I’ve been reflecting on the controversy over Notre Dame’s decision to invite President Obama to speak at commencement this year. The decision has re-opened wounds within the Catholic community from the last election that have barely started to heal.
As the veteran of a number of battles over campus speakers during my undergraduate years, I’ve come to believe that efforts to prevent invited speakers from speaking do more harm than good. They inevitably shift the focus from the issue at hand to the issue of free speech, one’s willingness to engage in dialogue, and other virtues that both liberal societies in general-and universities in particular-rightly value.
I feel compelled to add that I am somewhat weary of organizations and individuals-whether on the Left or on the Right-who specialize in the “outrage” business. It reminds me of my children, who tend to pop up so many times after bedtime that I am no longer inclined to take their reasons seriously. Every time I hear the latest expression of outrage, I want to say to these folks what I say to my kids: “is this really an emergency?”
Having said that, I find that I am nevertheless conflicted about Notre Dame’s decision. Part of this is that I am finding the arguments for inviting President Obama somewhat weak.
Yes, he is the President and, yes, Notre Dame has invited a number of past presidents. Are we certain that this is necessarily a good thing? There was a time, of course, when Catholics were on the outside looking in at mainstream American society. The fact that Notre Dame could entice a president to speak was a mark that we had arrived and were part of the mainstream. Is that the message we want to send? That the nation’s leading Catholic university has “bagged another one,” so to speak? Is our ability to attract the attention of the powerful a mark of our success as followers of Jesus Christ?
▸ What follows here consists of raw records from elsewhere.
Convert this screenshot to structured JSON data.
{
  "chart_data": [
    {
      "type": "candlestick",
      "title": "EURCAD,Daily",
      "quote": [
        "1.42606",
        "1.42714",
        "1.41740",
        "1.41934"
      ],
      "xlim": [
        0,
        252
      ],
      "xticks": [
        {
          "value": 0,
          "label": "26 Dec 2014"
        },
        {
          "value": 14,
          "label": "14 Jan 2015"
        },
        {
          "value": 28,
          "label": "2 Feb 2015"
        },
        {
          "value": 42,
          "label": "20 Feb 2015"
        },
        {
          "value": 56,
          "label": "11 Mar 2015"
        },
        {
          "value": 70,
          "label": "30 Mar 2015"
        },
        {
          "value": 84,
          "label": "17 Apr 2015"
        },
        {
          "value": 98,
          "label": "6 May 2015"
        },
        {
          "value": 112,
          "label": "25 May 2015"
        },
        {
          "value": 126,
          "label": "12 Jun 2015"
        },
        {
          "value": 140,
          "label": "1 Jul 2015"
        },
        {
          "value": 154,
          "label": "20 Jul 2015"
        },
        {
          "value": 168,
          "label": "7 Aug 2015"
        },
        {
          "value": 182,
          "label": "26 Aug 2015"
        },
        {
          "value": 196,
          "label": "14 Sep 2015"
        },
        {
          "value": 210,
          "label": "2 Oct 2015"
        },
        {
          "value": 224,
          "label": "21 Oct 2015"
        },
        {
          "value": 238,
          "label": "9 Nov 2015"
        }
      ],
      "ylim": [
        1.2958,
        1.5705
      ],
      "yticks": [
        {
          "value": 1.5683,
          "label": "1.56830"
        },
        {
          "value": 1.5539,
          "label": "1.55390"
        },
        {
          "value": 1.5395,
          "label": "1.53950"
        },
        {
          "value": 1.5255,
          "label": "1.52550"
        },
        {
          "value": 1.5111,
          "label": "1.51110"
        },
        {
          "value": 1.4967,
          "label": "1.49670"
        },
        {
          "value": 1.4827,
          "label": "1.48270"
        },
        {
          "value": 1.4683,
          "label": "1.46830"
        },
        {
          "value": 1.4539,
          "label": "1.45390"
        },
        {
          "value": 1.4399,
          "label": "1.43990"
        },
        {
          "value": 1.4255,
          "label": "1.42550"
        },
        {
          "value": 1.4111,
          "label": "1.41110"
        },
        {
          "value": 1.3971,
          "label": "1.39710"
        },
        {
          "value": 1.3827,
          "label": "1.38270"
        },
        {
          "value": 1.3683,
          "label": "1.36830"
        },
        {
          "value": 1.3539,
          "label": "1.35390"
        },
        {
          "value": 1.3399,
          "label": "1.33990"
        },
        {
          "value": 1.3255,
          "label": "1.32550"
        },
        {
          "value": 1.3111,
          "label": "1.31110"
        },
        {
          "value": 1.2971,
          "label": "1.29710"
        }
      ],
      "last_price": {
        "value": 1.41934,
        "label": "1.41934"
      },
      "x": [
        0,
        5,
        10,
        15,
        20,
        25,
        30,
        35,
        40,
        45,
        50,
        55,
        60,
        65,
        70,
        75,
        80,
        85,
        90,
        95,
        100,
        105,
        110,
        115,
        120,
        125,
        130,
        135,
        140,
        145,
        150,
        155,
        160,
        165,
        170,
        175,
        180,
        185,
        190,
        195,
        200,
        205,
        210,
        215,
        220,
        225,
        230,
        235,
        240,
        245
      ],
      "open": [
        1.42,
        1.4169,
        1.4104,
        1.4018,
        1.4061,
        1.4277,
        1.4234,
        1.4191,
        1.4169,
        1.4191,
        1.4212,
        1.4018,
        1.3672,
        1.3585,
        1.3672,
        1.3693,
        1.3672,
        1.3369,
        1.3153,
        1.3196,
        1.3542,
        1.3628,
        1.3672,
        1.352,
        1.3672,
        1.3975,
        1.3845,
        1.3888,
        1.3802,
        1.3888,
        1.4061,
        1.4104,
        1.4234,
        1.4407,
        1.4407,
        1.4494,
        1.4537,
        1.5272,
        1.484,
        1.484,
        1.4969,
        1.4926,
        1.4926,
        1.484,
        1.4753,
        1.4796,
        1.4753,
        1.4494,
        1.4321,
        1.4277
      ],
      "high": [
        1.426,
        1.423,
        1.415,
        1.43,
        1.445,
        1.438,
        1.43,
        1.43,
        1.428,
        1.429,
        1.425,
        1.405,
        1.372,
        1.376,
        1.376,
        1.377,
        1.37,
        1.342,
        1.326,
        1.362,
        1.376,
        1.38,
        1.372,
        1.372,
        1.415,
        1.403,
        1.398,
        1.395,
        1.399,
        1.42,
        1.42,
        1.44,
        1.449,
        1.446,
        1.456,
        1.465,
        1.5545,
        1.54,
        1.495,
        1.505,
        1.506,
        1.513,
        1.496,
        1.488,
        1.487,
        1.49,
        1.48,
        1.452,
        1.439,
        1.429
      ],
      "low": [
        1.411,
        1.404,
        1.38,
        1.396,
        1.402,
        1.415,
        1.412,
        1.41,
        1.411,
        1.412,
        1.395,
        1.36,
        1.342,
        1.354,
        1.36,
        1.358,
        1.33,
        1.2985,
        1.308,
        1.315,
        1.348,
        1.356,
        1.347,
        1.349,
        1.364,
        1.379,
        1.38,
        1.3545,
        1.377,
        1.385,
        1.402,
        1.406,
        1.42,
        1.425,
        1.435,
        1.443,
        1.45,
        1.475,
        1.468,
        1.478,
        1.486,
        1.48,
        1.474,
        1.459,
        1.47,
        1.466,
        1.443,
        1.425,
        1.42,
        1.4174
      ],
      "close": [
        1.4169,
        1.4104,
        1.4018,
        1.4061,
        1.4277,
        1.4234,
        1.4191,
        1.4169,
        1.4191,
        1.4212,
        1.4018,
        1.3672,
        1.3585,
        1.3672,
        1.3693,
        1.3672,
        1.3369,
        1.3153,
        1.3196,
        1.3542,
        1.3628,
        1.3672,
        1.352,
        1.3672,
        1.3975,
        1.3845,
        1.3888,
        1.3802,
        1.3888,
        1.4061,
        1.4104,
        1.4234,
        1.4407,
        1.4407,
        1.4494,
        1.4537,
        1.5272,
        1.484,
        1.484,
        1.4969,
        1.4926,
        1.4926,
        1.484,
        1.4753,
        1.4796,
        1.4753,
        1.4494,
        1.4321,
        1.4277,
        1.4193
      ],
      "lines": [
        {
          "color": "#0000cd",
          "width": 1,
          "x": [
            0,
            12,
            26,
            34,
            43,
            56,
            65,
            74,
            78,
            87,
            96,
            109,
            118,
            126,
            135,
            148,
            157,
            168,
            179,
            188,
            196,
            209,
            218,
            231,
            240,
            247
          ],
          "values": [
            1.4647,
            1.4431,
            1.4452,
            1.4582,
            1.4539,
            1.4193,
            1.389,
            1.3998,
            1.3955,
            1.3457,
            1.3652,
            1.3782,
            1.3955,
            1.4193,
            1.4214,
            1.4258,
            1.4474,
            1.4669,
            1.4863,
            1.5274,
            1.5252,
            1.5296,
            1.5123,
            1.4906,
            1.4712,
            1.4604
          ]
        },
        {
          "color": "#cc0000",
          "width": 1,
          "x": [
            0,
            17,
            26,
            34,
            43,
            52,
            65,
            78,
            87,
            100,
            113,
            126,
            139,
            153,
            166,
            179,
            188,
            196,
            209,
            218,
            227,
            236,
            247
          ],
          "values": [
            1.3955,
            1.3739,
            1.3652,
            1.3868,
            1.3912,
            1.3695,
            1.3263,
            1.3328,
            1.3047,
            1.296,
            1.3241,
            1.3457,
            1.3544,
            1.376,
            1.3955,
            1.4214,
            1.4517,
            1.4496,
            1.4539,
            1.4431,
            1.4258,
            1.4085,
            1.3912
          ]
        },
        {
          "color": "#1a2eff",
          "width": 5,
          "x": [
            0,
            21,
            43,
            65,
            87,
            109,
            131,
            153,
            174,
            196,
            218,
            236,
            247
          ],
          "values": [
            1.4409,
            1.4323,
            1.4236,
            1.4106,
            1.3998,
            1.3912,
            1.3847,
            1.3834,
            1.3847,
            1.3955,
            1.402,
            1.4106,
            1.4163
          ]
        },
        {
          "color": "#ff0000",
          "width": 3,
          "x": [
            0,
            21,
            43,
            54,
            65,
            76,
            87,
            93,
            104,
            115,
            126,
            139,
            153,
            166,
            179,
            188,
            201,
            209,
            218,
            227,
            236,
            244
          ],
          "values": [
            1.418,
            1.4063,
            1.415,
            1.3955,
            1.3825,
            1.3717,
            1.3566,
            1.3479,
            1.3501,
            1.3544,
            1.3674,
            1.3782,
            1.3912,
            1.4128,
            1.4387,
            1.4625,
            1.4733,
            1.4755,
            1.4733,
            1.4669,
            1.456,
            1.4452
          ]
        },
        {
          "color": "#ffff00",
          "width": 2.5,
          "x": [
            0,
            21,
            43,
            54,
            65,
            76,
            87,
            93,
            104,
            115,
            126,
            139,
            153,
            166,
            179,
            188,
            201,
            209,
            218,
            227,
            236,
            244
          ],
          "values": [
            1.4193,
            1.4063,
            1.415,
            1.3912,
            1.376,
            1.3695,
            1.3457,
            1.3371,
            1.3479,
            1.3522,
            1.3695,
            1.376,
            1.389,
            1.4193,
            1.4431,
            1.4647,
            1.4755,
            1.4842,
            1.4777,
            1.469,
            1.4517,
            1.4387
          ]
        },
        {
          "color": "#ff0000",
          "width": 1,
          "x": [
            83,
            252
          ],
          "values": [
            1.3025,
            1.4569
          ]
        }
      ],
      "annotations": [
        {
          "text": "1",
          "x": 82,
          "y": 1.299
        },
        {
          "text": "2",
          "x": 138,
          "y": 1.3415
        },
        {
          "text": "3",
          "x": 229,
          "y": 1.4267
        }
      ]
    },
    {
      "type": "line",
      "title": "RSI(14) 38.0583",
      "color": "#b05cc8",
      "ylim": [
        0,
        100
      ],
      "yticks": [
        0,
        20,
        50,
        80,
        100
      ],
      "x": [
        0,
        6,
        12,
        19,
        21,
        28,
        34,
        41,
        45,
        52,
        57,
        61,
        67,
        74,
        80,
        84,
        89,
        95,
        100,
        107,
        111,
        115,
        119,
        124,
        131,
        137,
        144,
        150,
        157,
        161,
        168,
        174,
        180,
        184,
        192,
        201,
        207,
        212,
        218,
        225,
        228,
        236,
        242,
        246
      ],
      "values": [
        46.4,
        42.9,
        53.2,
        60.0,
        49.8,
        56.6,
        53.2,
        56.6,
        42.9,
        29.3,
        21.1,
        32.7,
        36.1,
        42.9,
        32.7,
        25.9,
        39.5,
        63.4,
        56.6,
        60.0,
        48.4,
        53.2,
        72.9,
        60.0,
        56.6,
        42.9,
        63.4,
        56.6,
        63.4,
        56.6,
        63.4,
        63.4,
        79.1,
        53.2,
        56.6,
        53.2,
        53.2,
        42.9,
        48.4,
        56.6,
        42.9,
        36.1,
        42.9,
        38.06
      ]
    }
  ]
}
Let’s not kid ourselves. There is a reason that President Obama accepted this invitation and turned down the hundreds of others that he surely received. It has little to do with how wonderful Notre Dame is. It has a lot to do with the desire of the president to convey that at least some portion of the Catholic community is “okay” with him. I don’t blame him for this and it doesn’t particularly upset me. This is what politicians do. The question is how comfortable we are with this.
I raise the question, but in my own mind I don’t have a clear answer. I was “okay” enough with Obama to support him last year, given the choices I had. I even put a bumper sticker on my car. His broad vision has always inspired me and sometimes even moved me to tears. He was my surgeon of choice to cut out the cancer that the previous administration had become. But it was always a “two-and-a-half cheers” kind of thing. I couldn’t forget–and didn’t want to forget–that there was an entire class of human beings that were outside his circle of moral concern.
There is a difference between a hiring decision–which is what I think a choice for president is–and holding someone up as a person to be emulated. When I think of the kind of commencement speaker I’d want students at a Catholic university to hear from, I’d be looking for someone a bit different. I’d want someone who could offer a critique of the ways that our political system forces us to choose between, say, victims of torture and victims of abortion. I’d be looking for someone willing to look those graduates in the eye and tell them that it was their job to change that system, not merely to find an accommodation with it. For all his many gifts and skills, and for all the leadership he has brought to our country at a difficult time, President Obama is not that person.